The New York Police Department may soon be swooping down over the five boroughs in helicopters armed with super-powerful sniper rifles that can disable trucks, explode concrete barriers, and blast through the glass of airplane windshields.
Mayor Bloomberg said yesterday that the Police Department purchased Barrett .50-caliber semiautomatic rifles, to mount the weapons on police helicopters and help protect the city from terrorist attacks.
Confirming a report aired Wednesday on CBS 2, the mayor said the guns are the latest addition to the city's antiterrorism arsenal.
"We have bought a lot of equipment since 9/11 that we would never have thought about buying before 9/11," Mr. Bloomberg said. "We live in a different world."
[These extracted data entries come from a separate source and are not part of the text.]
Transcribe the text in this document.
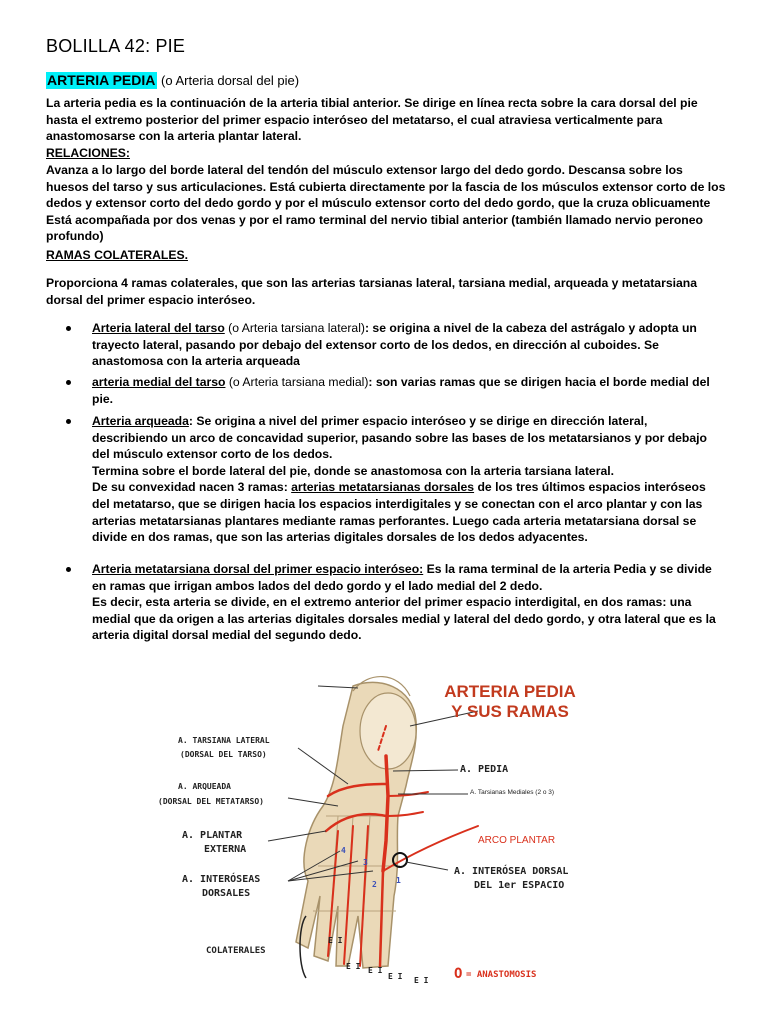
BOLILLA 42: PIE
ARTERIA PEDIA (o Arteria dorsal del pie)

La arteria pedia es la continuación de la arteria tibial anterior. Se dirige en línea recta sobre la cara dorsal del pie hasta el extremo posterior del primer espacio interóseo del metatarso, el cual atraviesa verticalmente para anastomosarse con la arteria plantar lateral.

RELACIONES:

Avanza a lo largo del borde lateral del tendón del músculo extensor largo del dedo gordo. Descansa sobre los huesos del tarso y sus articulaciones. Está cubierta directamente por la fascia de los músculos extensor corto de los dedos y extensor corto del dedo gordo y por el músculo extensor corto del dedo gordo, que la cruza oblicuamente Está acompañada por dos venas y por el ramo terminal del nervio tibial anterior (también llamado nervio peroneo profundo)

RAMAS COLATERALES.

Proporciona 4 ramas colaterales, que son las arterias tarsianas lateral, tarsiana medial, arqueada y metatarsiana dorsal del primer espacio interóseo.

Arteria lateral del tarso (o Arteria tarsiana lateral): se origina a nivel de la cabeza del astrágalo y adopta un trayecto lateral, pasando por debajo del extensor corto de los dedos, en dirección al cuboides. Se anastomosa con la arteria arqueada
arteria medial del tarso (o Arteria tarsiana medial): son varias ramas que se dirigen hacia el borde medial del pie.
Arteria arqueada: Se origina a nivel del primer espacio interóseo y se dirige en dirección lateral, describiendo un arco de concavidad superior, pasando sobre las bases de los metatarsianos y por debajo del músculo extensor corto de los dedos.
Termina sobre el borde lateral del pie, donde se anastomosa con la arteria tarsiana lateral.
De su convexidad nacen 3 ramas: arterias metatarsianas dorsales de los tres últimos espacios interóseos del metatarso, que se dirigen hacia los espacios interdigitales y se conectan con el arco plantar y con las arterias metatarsianas plantares mediante ramas perforantes. Luego cada arteria metatarsiana dorsal se divide en dos ramas, que son las arterias digitales dorsales de los dedos adyacentes.
Arteria metatarsiana dorsal del primer espacio interóseo: Es la rama terminal de la arteria Pedia y se divide en ramas que irrigan ambos lados del dedo gordo y el lado medial del 2 dedo.
Es decir, esta arteria se divide, en el extremo anterior del primer espacio interdigital, en dos ramas: una medial que da origen a las arterias digitales dorsales medial y lateral del dedo gordo, y otra lateral que es la arteria digital dorsal medial del segundo dedo.
ARTERIA PEDIA
Y SUS RAMAS
A. TARSIANA LATERAL
(DORSAL DEL TARSO)
A. ARQUEADA
(DORSAL DEL METATARSO)
A. PLANTAR
EXTERNA
A. INTERÓSEAS
DORSALES
COLATERALES
A. PEDIA
A. Tarsianas Mediales (2 o 3)
ARCO PLANTAR
A. INTERÓSEA DORSAL
DEL 1er ESPACIO
O = ANASTOMOSIS
4
3
2 1
E I
E I E I
E I E I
Far more powerful than the Police Department's lower-caliber sniper weapons, the Barrett .50-caliber rifle is called an anti-materiel gun, meant for firing at large moving objects, not at people. It spits out bullets that rip through steel and concrete with the intensity of a bazooka.
The department could deploy the .50-caliber rifle to combat a variety of terrorist threats. Police snipers flying overhead could use the weapon to pierce the glass of an airliner during a hostage situation. They could destroy a concrete barrier standing in the way of a target. They could puncture the engine of a barreling 18-wheeler loaded with chemical weapons, at a distance of more than a mile.
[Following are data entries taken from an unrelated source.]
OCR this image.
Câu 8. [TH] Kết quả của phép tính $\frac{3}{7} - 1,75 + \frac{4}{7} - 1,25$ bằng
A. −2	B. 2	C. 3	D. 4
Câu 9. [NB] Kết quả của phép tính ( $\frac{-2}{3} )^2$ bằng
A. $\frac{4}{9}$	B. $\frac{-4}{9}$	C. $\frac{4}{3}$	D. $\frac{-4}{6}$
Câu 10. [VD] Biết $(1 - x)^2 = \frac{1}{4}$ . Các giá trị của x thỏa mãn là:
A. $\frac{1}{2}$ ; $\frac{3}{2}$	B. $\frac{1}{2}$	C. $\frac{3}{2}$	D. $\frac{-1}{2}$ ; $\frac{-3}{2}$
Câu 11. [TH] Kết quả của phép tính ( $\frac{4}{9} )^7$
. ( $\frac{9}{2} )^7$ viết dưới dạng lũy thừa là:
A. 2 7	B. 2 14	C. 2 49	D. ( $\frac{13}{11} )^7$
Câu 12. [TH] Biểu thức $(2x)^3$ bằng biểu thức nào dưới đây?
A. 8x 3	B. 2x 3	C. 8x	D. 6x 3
An article in Forbes magazine in October 2001 told the story of the destruction that a .50-caliber bullet caused when it slammed into an Iraqi armored vehicle during the Gulf War.
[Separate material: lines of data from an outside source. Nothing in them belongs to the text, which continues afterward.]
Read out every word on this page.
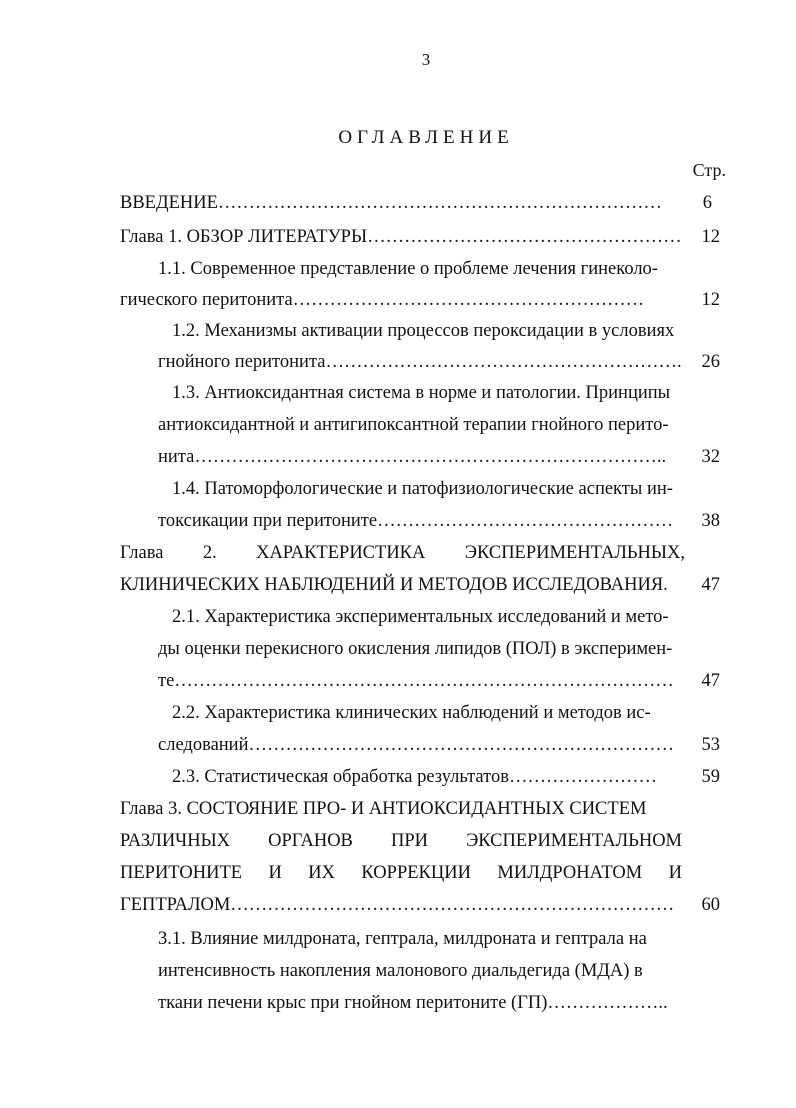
3
ОГЛАВЛЕНИЕ
Стр.
ВВЕДЕНИЕ………………………………………………………………	6
Глава 1. ОБЗОР ЛИТЕРАТУРЫ……………………………………………	12
1.1. Современное представление о проблеме лечения гинеколо-
гического перитонита…………………………………………………	12
1.2. Механизмы активации процессов пероксидации в условиях
гнойного перитонита………………………………………………….	26
1.3. Антиоксидантная система в норме и патологии. Принципы
антиоксидантной и антигипоксантной терапии гнойного перито-
нита…………………………………………………………………..	32
1.4. Патоморфологические и патофизиологические аспекты ин-
токсикации при перитоните…………………………………………	38
Глава 2. ХАРАКТЕРИСТИКА ЭКСПЕРИМЕНТАЛЬНЫХ,
КЛИНИЧЕСКИХ НАБЛЮДЕНИЙ И МЕТОДОВ ИССЛЕДОВАНИЯ.	47
2.1. Характеристика экспериментальных исследований и мето-
ды оценки перекисного окисления липидов (ПОЛ) в эксперимен-
те………………………………………………………………………	47
2.2. Характеристика клинических наблюдений и методов ис-
следований……………………………………………………………	53
2.3. Статистическая обработка результатов……………………	59
Глава 3. СОСТОЯНИЕ ПРО- И АНТИОКСИДАНТНЫХ СИСТЕМ
РАЗЛИЧНЫХ ОРГАНОВ ПРИ ЭКСПЕРИМЕНТАЛЬНОМ
ПЕРИТОНИТЕ И ИХ КОРРЕКЦИИ МИЛДРОНАТОМ И
ГЕПТРАЛОМ………………………………………………………………	60
3.1. Влияние милдроната, гептрала, милдроната и гептрала на
интенсивность накопления малонового диальдегида (МДА) в
ткани печени крыс при гнойном перитоните (ГП)………………..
"Clambering out of their vehicles, Iraqi soldiers thought they had been struck by a missile and surrendered, lying facedown in the sand," the article said. "It wasn't a rocket. They were on the wrong end of a Barrett M82A1 .50 caliber semiautomatic rifle fired by a single U.S. Marine nearly a mile away."
While the CBS 2 report said the department was mounting the weapons on three of its Bell 412 helicopters, Mr. Bloomberg said the rifles have yet to be installed on the crafts.
The .50-caliber rifles are "not being mounted on helicopters," the mayor said, "but if we needed them in an emergency, they could be."
He added: "Anybody that's thinking about striking the city should know we have at our disposal a lot of equipment."
Officials of the Police Department yesterday refused to comment further on the city's new firepower. The number of .50-caliber rifles purchased by the department was not disclosed.
The owner of Barrett Firearms, Ronnie Barrett, said yesterday he wasn't aware of the New York department's purchase but said the product that probably was chosen was the M82A1, widely used by the American military and revered by gun enthusiasts. Gun control activists in recent years have clamored for lawmakers to ban purchases by civilians of the weapon, which costs $7,500.
In the past five years, the .50-caliber sniper rifle has entered the arsenals of many police departments across the country, as cities seek to equip themselves for greater threats. New York, however, may be the first municipality with plans to install the guns on helicopters.
The M82 weighs 33.8 pounds, has a barrel length of 29 inches, and has an overall length of 57 inches. It fires bullets more than four times as heavy as typical sniper ammunition, at a speed of more than half a mile a second.
The Web site of Barrett Firearms encourages potential customers to "experience the power" of its .50-caliber rifle.
In developing the Barrett .50-caliber rifle, Mr. Barrett was able to increase the power of a sniper rifle without sacrificing long-range accuracy, while minimizing the harsh recoil of guns of its weight, according to American Rifleman magazine. In Desert Storm, the magazine said in its April 2004 issue, American troops used the weapon to take out radar sites, bunkers, and light-armored vehicles. In the American war in Afghanistan a decade later, soldiers would use the Barrett to protect themselves from suicide trucks and other vehicles, which could be stopped using the rifle with a low risk of collateral damage.
"You're looking at something really bad to bring out a .50 cal," a SWAT sniper in the Florence, Ala., police department, Hal Howard, told The New York Sun. "It's a gigantic bullet."